Film & TV

A Melancholy Journey

Joaquin Phoenix and Woody Norman in C’mon, C’mon (Tobin Yelland/A24)
The Joaquin Phoenix road movie C’mon C’mon is admirably alive to the pangs and pains we’re all living with, or in some cases barely living through.

C’mon C’mon, which stars Joaquin Phoenix as a sad man talking to sad kids about the sad present and the sad future, could be dismissed as a black-and-white journey into miserabilism, or as a road-trip-with-adorable-kid movie, but I don’t think either of these is quite fair. This plotless feature, which is showing at the New York Film Festival ahead of a November 19 theatrical release, is the cinematic equivalent of a confessional novel, an honest attempt to grapple with the elusiveness of happiness. It’s subtle and thoughtful rather than cutesy and contrived.

The writer-director Mike Mills — not the R.E.M. musician but the author of the films Beginners (2010) and Twentieth Century Women (2016) — uses as a starting point a series of unscripted discussions with real young people, mostly adolescents, in Detroit, New York City, and New Orleans. Phoenix plays Johnny, a disheveled and lumpy middle-aged journalist who is traveling around the country on an oral-history project recording these audio interviews. Virtually all of the kids are morose and pessimistic, which Mills sees as merely a frank assessment of the diseased state of things. I’d reply that these interviews, heartbreaking as they are, constitute an excellent reason for adults to indict ourselves and the culture we made. We might ask how it is that, in the richest, healthiest, and freest era in all of human history, we’ve somehow managed to quash the natural ebullience of youth and convince the next generation that everything is headed straight into the vortex.

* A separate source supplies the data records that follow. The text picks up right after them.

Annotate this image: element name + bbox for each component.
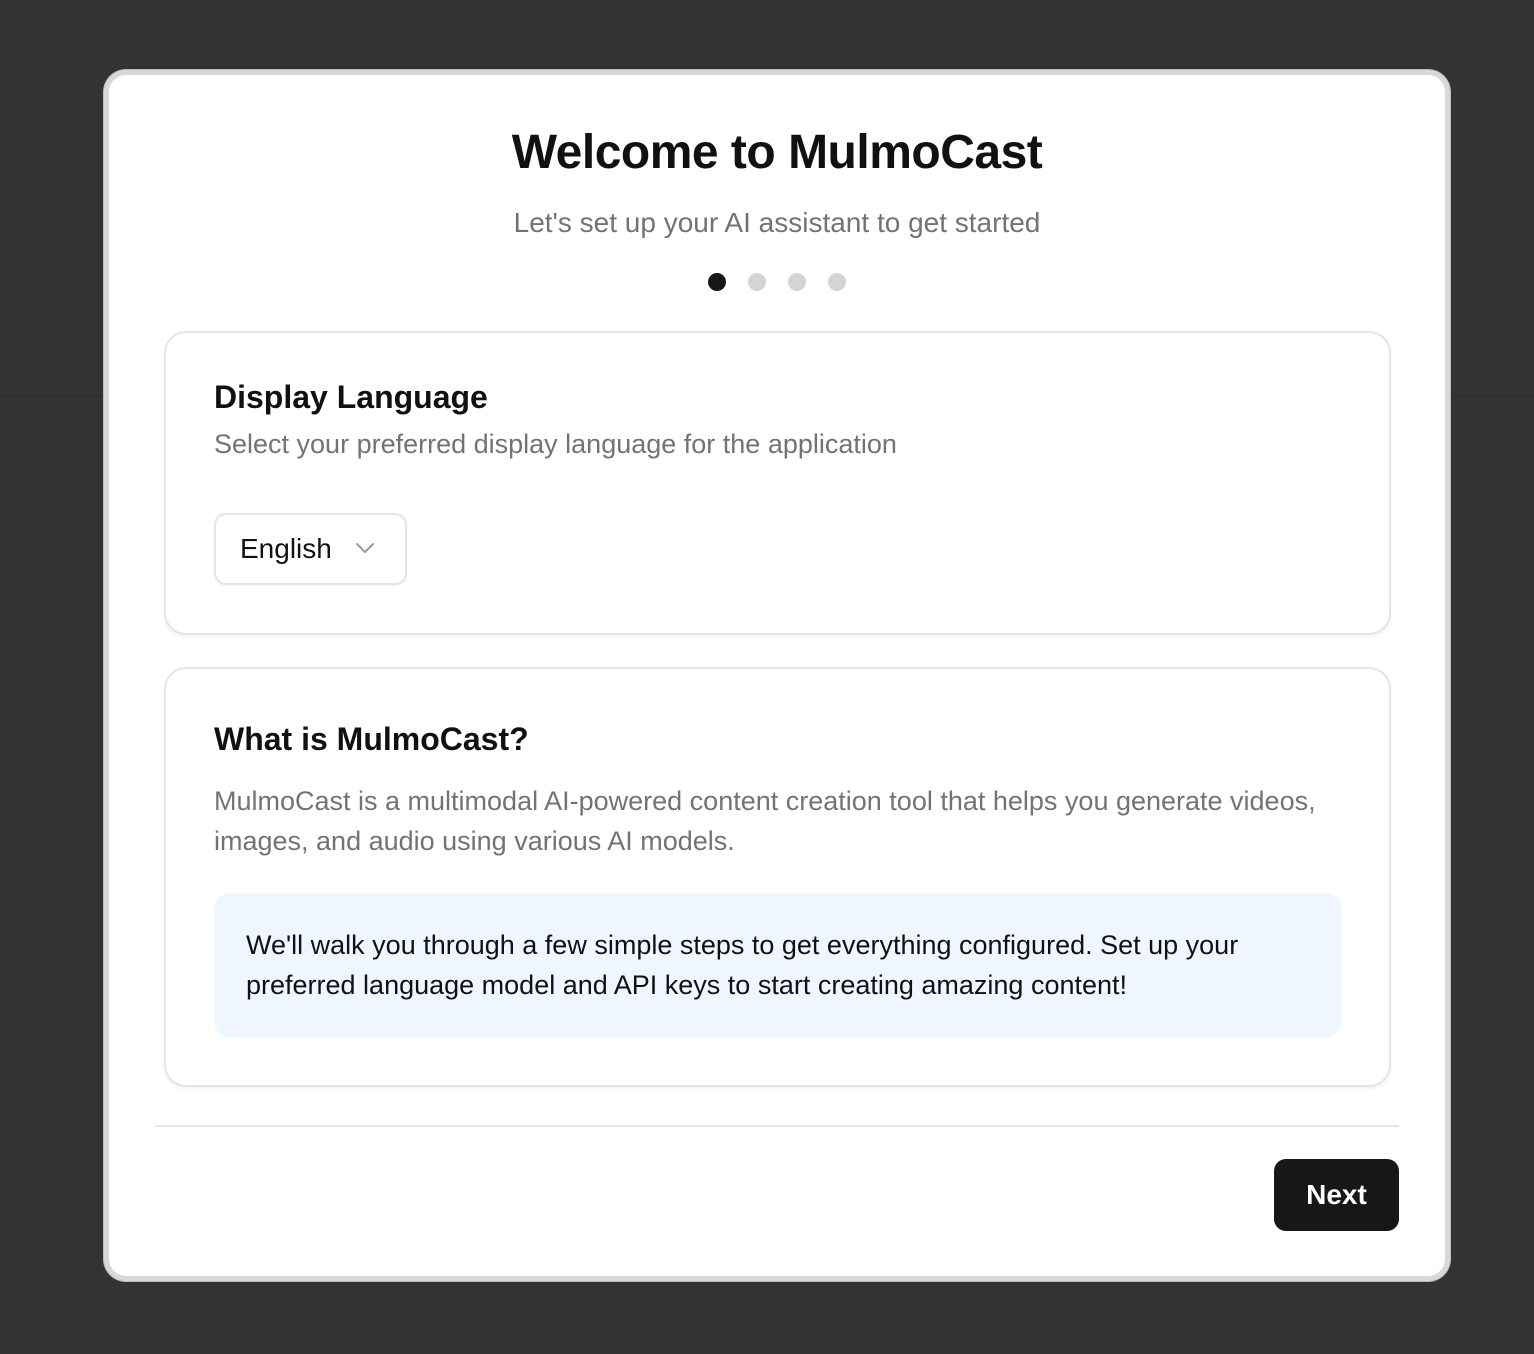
- step-dot-1: [708, 273, 726, 291]
- next-button[interactable]: Next: [1274, 1159, 1399, 1231]
- footer-divider: [155, 1125, 1399, 1127]
- about-card: What is MulmoCast? MulmoCast is a multim…: [164, 667, 1391, 1087]
- step-dot-3: [788, 273, 806, 291]
- step-dot-4: [828, 273, 846, 291]
- language-select-value: English: [240, 533, 332, 564]
- info-callout: We'll walk you through a few simple step…: [214, 893, 1342, 1037]
- onboarding-dialog: Welcome to MulmoCast Let's set up your A…: [104, 70, 1450, 1281]
- step-dot-2: [748, 273, 766, 291]
- display-language-description: Select your preferred display language f…: [214, 429, 897, 459]
- step-indicator: [109, 273, 1445, 291]
- dialog-subtitle: Let's set up your AI assistant to get st…: [513, 207, 1041, 238]
- display-language-card: Display Language Select your preferred d…: [164, 331, 1391, 635]
- chevron-down-icon: [356, 543, 374, 553]
- display-language-title: Display Language: [214, 379, 488, 415]
- dialog-title: Welcome to MulmoCast: [511, 126, 1043, 179]
- language-select[interactable]: English: [214, 513, 407, 585]
- about-title: What is MulmoCast?: [214, 721, 529, 757]
- about-description: MulmoCast is a multimodal AI-powered con…: [214, 786, 1316, 856]
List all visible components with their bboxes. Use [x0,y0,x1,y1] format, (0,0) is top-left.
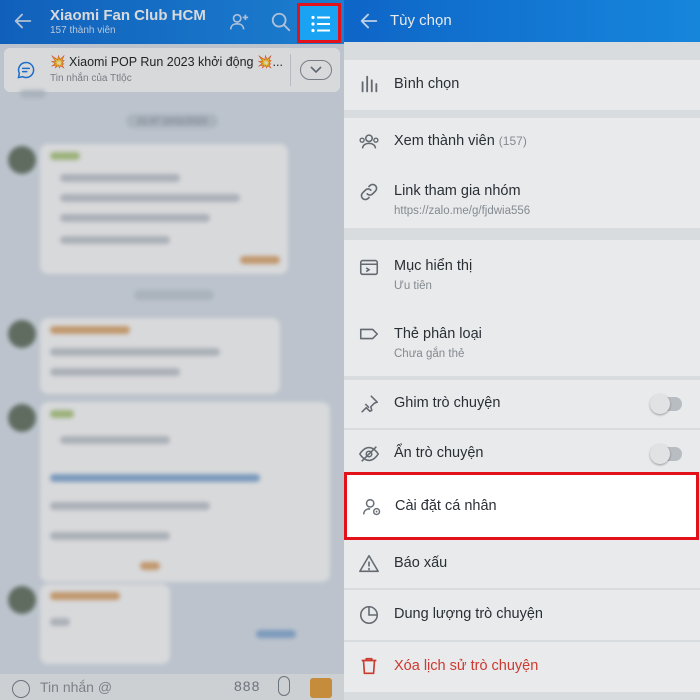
options-screen: Tùy chọn Bình chọn Xem thành viên (157) … [344,0,700,700]
option-hide-chat[interactable]: Ẩn trò chuyện [344,430,700,478]
hide-eye-icon [358,446,380,462]
option-sublabel[interactable]: https://zalo.me/g/fjdwia556 [394,205,530,217]
option-sublabel: Chưa gắn thẻ [394,348,465,360]
option-delete-history[interactable]: Xóa lịch sử trò chuyện [344,642,700,692]
options-menu-button[interactable] [297,3,341,43]
page-title: Tùy chọn [390,12,452,29]
member-count: (157) [498,134,527,148]
option-poll[interactable]: Bình chọn [344,60,700,110]
option-label: Link tham gia nhóm [394,183,521,199]
pin-chat-toggle[interactable] [650,394,682,414]
option-label-tag[interactable]: Thẻ phân loại Chưa gắn thẻ [344,306,700,376]
dim-overlay [0,0,344,700]
chat-screen: Xiaomi Fan Club HCM ... 157 thành viên 💥… [0,0,344,700]
link-icon [360,183,378,201]
label-tag-icon [359,328,379,340]
members-icon [359,134,379,149]
warning-icon [359,554,379,573]
option-label: Mục hiển thị [394,258,473,274]
option-personal-settings[interactable]: Cài đặt cá nhân [344,472,699,540]
option-label: Báo xấu [394,555,448,571]
option-sublabel: Ưu tiên [394,280,432,292]
trash-icon [361,657,377,675]
display-section-icon [359,259,379,276]
hide-chat-toggle[interactable] [650,444,682,464]
option-label: Ẩn trò chuyện [394,445,484,461]
option-label: Bình chọn [394,76,460,92]
option-report[interactable]: Báo xấu [344,540,700,588]
option-label: Xóa lịch sử trò chuyện [394,658,539,674]
option-label: Cài đặt cá nhân [395,498,497,514]
list-menu-icon [311,15,330,33]
option-view-members[interactable]: Xem thành viên (157) [344,118,700,166]
storage-pie-icon [359,605,379,625]
option-display-section[interactable]: Mục hiển thị Ưu tiên [344,240,700,306]
option-label: Ghim trò chuyện [394,395,501,411]
poll-icon [361,75,378,93]
option-label: Dung lượng trò chuyện [394,606,543,622]
option-join-link[interactable]: Link tham gia nhóm https://zalo.me/g/fjd… [344,166,700,228]
option-label: Thẻ phân loại [394,326,482,342]
option-chat-storage[interactable]: Dung lượng trò chuyện [344,590,700,640]
option-label-text: Xem thành viên [394,133,495,149]
option-label: Xem thành viên (157) [394,133,527,149]
options-header: Tùy chọn [344,0,700,42]
back-arrow-icon[interactable] [358,10,380,32]
pin-icon [361,395,379,413]
personal-settings-icon [362,498,381,516]
option-pin-chat[interactable]: Ghim trò chuyện [344,380,700,428]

As if talking to downbeat young people isn’t bad enough, Johnny is burdened with multiple sources of personal sorrow: He is coming out of a breakup, his mother died a year ago after a long battle with dementia, and he is trying to smooth out a bitter series of disagreements with his sister Viv (Gaby Hoffman) about the different ways they approached their mother’s agony. Compounding all of this, Viv is facing a crisis with her musician husband (Scoot McNairy) that requires her to leave her home in Los Angeles and go up to Oakland to try to stabilize him after he suffers some severe bipolar episodes. To help her out, Johnny, who lives in New York City, volunteers to come to L.A. to take care of the couple’s nine-year-old son, Jesse.

The kid, played by Woody Norman, is in a long tradition of movie children who behave like screenwriters’ creations: precocious, serious, surprisingly wise, imaginatively eccentric. In this case, Jesse has a morbid habit of pretending he is an orphan and that the adults around him have suffered through watching their children die. He seems to carry the potential of either dissolving into full-blown mental illness like his father or perhaps finding a measure of equipoise via sensitive parenting.

Thrown off guard by this sweet but wounded child, Johnny starts to reexamine his own life. Soon the questioner is questioning himself and confessing his woes into the microphone. Who is shepherding whom? The kid even turns the tables by interviewing Johnny about his troubles. But none of this is anywhere near as annoying as it sounds. Thanks to the gentle, unforced way Mills directs his script, and Phoenix’s naturalistic acting, the movie never has the feel of Hollywood chintz. Instead, it’s more like an extended therapy session about how to process and manage one’s melancholy. No easy fixes are on offer. The title refers to a (slightly) hopeful injunction from Jesse to face the future with eagerness rather than dread.

Bathing in angst is not everyone’s idea of a good time at the movies, and at times C’mon C’mon comes across like a serotonin-challenged update of A Thousand Clowns, the 1962 play/1965 movie in which a wacky uncle portrayed by Jason Robards introduced his nephew to the comic pleasures of being offbeat in New York City. The two movies might be taught side by side in a college class to illustrate opposing cultural impulses, one of them vibing on 1965 insouciance and the other capturing a very 2021 strain of self-doubt. Still, C’mon C’mon is admirably alive to the pangs and pains we’re all living with, or in some cases barely living through. Somber as it is, I found it touching.